A deva is a god. A Brahma is a god not necessarily superior to a deva in spiritual terms. There are quite devas in higher realms than brahmas. The next table can be useful:

https://www.accesstoinsight.org/ptf/dhamma/sagga/loka.html

when a being dies and reborn like a Brahma, his new Reality will be made with an apparent infinite empty space to be occupied by that being. Sometimes that space can become inhabited by other beings who are reborn there, and sometimes with different characteristics belonging to different realms, devas, humans, animals, etc.

Probably, a Brahma is not so frequently mentioned like a deva because a different notion and perception. Commonly the devas are perceived like concrete beings while Brahmas are closer to a host-beings or an state-of-being. Most of devas are kama loka like us, while Brahmas are arupa loka.

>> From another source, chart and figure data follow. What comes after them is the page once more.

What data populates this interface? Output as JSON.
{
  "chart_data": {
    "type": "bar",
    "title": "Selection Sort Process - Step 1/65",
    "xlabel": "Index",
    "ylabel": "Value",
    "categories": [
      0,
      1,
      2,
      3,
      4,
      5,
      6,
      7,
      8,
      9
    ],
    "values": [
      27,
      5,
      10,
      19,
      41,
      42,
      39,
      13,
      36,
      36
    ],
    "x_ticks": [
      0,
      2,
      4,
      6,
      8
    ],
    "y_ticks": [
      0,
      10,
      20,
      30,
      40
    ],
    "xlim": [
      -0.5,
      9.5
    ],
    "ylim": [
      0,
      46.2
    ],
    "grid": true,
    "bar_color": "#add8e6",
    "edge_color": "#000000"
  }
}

There is a Sutta in where some people asked to the Buddha if he was a deva after perceiving his radiance. They didn’t asked if he was a Brahma because it doesn’t have sense in front an objectified perception of a god, which was named a deva

> “When asked, ‘Are you a deva?’ you answer, ‘No, brahman, I am not a deva.’ When asked, ‘Are you a gandhabba?’ you answer, ‘No, brahman, I am not a gandhabba.’ When asked, ‘Are you a yakkha?’ you answer, ‘No, brahman, I am not a yakkha.’ When asked, ‘Are you a human being?’ you answer, ‘No, brahman, I am not a human being.’ Then what sort of being are you?”. AN 4.36

Also in the Chantings there is no mention of Brahmas:

> “From all around the galaxies, may the devas come here. May they listen to the True Dhamma of the King of Sages, leading to heaven & emancipation. Those in the heavens of sensuality & form, on peaks & mountain precipices, in palaces floating in the sky, in islands, countries, & towns, in groves of trees & thickets, around homesites & fields. And the earth-devas, spirits, gandhabbas, & nāgas in water, on land, in badlands, & standing nearby: May they come & listen with approval as I recite the word of the excellent sage.”

we can suppose there is not necessity to mention Brahmas while they lack of a clear objectification and their nature is able to know anything in their domains or they believe so.

A deva can be a god spiritually superior to some Brahma, it would depend of the deva as also it could happen with some humans. Buddha and arhants were spiritually higher than Brahmas and devas. There is a Sutta MN 49 with a Brahma who believes that his brahma-attainment was the highest attainment.

Also, some devas can be perceived in many different ways not only in subtile ways neither in “angelical” ways.